Lost, I just looked and this thread has more than 700 views. People are reading and listening even if they aren't posting. You will be listened to here. I look at this thread right away when I sign into the forums and read what's been posted, then I think about it for a while before replying.
I know you're trying very hard. I know from first hand experience how difficult and upsetting a daughter's complete rejection can be.
My daughter once refused to speak to me for six months and I didn't know why. I didn't know what I did to offend her and she was definitely very angry at me. Finally, one of her friends told me and it was ... well, it was a simmering issue related to personality differences. I definitely felt -- very strongly -- that I was completely in the right and she was completely in the wrong and acting very badly and doing things that scared the living bejasus out of me. I considered her behavior to be impulsive, bull headed and self-destructive.
So, I thought the situation over for a few days and I decided it was more important to have her in my life than it was to be right. So, I apologized to her, not only for the thing that had triggered her anger in the moment, but whatever I may have done while she was growing up that hurt her or angered her or left her feeling unimportant or oppressed or abandoned. I apologized for things I don't know if I even did.
It didn't matter if I was right or wrong or if I did or didn't do things as she remembered them. What mattered is she was feeling hurt and angry and really wanted an acknowledgment from me that I had made mistakes. Which, of course, I had. Every mother makes mistakes even when she's trying really hard to do the right thing. Sometimes life is just overwhelming and it's impossible to give the right thing at the right moment. Sometimes s**t happens and it's impossible to keep everyone safe from the s**t storm.
But it wasn't impossible for me to swallow my pride and to tell my daughter that I was sorry for all the things I had done wrong and that I would try to do better in the future. Nowhere in my apology did I mention any of the things she may have done wrong. She made mistakes. Everyone does. But I didn't mention them or try to correct her or get an apology in return.
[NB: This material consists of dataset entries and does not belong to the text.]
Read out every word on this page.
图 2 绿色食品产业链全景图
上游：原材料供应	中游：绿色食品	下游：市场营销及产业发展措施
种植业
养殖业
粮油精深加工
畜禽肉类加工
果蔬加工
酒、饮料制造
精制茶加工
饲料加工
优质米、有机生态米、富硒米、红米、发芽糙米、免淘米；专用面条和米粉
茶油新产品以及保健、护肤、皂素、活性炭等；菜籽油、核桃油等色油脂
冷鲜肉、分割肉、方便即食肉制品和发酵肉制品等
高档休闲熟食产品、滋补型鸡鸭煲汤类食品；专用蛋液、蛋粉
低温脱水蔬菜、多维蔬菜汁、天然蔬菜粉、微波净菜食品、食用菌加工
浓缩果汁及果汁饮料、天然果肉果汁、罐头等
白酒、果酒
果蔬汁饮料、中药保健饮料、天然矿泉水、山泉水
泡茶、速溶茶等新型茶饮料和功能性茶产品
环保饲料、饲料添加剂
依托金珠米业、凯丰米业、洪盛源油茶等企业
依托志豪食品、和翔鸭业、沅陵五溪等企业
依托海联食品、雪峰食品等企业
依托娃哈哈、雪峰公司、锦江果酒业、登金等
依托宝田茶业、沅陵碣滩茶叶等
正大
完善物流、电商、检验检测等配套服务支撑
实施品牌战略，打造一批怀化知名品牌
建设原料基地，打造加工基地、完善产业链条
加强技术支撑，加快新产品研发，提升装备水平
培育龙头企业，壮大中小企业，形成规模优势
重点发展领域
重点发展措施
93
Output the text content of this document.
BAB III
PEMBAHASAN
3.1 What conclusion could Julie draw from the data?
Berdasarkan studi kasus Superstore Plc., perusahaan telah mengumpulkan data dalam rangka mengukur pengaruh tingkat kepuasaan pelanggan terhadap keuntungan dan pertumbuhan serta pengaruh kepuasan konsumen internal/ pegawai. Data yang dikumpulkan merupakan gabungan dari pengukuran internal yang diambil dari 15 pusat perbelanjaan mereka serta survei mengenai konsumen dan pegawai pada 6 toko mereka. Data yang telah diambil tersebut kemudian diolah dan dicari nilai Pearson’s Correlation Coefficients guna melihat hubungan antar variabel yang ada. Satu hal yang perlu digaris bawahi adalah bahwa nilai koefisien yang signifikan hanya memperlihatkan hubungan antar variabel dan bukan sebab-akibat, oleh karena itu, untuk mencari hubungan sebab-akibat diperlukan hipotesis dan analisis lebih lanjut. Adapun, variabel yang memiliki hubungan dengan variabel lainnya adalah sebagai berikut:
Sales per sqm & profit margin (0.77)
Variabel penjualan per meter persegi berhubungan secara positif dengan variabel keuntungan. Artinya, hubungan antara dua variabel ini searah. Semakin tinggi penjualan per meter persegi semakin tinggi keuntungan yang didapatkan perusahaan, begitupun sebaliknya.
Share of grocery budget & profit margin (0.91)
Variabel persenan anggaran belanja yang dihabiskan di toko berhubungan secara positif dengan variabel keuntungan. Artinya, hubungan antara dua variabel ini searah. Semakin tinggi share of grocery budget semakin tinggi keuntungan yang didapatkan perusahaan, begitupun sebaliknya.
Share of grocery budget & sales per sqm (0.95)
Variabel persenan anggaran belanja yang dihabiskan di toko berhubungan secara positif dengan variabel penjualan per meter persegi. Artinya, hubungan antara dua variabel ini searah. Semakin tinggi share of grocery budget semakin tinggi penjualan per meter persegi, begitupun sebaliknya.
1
Who won and who lost was not as important as healing the rupture.
The fracture mended. Pretty soon she started telling me about some of the things she was doing that made my hair stand on end. She talked and l listened without criticism, except to ask about using protection and offering to get something if she needed help. We talked and talked. She talked and I listened and didn't correct her on anything. Over a period of several months she changed her own behaviors, the ones that were alarming.
Sometimes children slam doors on us because they feel hurt or oppressed or unheard. If we want that door to open again, it's our job to swallow our pride and make walking back through that door look like an attractive option.
I felt lost when my daughter was actively rejecting me. Really lost and hurt. Swallowing my pride and letting her know how sorry I was that she was hurting and that I'd done things that had hurt her brought her back home.
I don't know if anything like that would work in your situation. My girl was doing things that I don't think any mother would like. I'm glad she came home. Things smoothed out. We're planning a family trip together soon. It was just a year ago that she rejected me so fully and completely that I thought my heart would break. But it's all better now and she likes that she won. She won. And it didn't cost me a thing.
I wish you the best in working things out with your daughter and the rest of your family.